Despite the resolution’s failure, the Humane Society was happy with the vote, said Matthew Prescott, food policy director for the organization.
Garnering 3 percent of the vote in favor of the resolution means the organization can bring it back again next year, he said.
“By next year Domino’s management will be hard-pressed to continue to ignore this,” he said. He noted that Burger King Wednesday joined McDonald’s and Wendy’s in pledging to stop using pork from producers that use the crates.
“I think it’s remarkable that 4 percent of all Domino’s shareholders feel so strongly about this issue that they’re willing to vote in favor of this resolution," he added.
The use of the gestation crates — which confine pregnant sows and prevent them from turning around — has come under fire in the past few years. Michigan and seven other states have passed laws restricting their use.
Compass Group, the world’s largest food service company, has joined the fast food restaurants in pledging to phase out the practice from their supply chains.

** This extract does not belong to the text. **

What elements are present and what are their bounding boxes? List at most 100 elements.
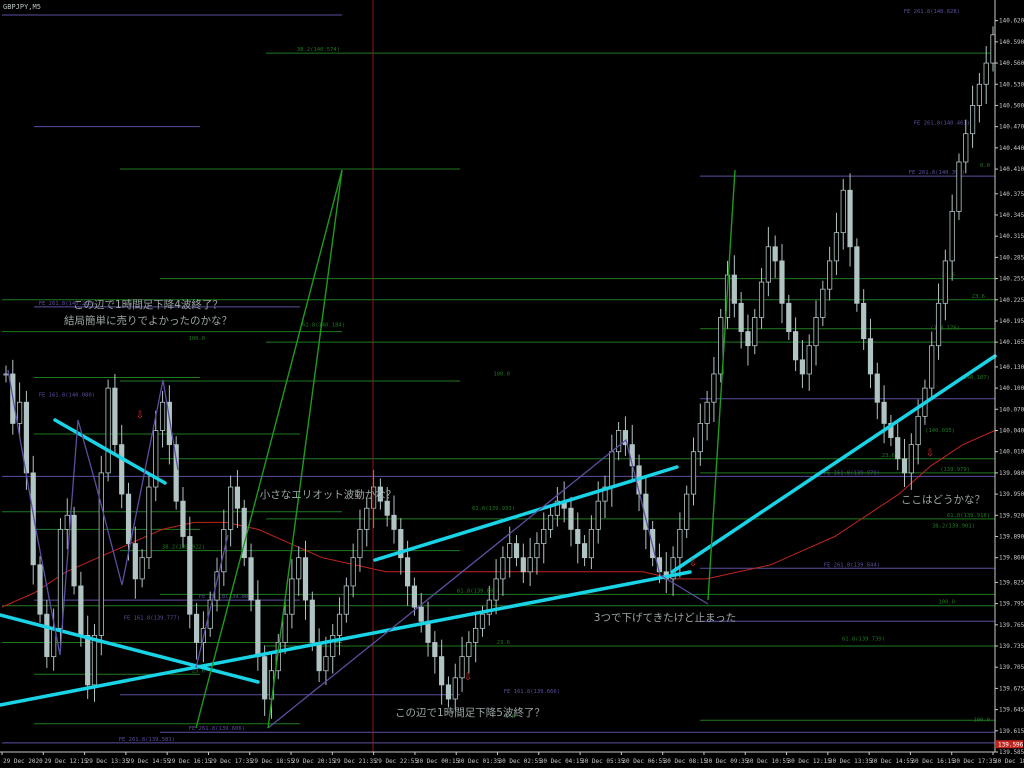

In 2010, the society bought stock in Domino's and last fall submitted a shareholder resolution asking the company to report on the feasibility of ensuring its pepperoni and ham comes from producers that don’t use gestation crates.
McIntyre said Domino’s is monitoring the issue. “We are paying attention to what McDonald's and Burger King are doing and this is not a company that is holding its collective hand to its ears or to its eyes,” he said.
The company’s proxy statement notes that its pork suppliers use animals from farms “that use a variety of animal management systems, including from farms that do not use gestation stalls.”
It also says the American Veterinary Medical Association and the American Association of Swine Veterinarians have published statements indicating there are advantages and disadvantages to both cage-free and caged pork production methods.
“We rely on animal experts to determine what is the best way to raise an animal that’s being used for food,” McIntyre said.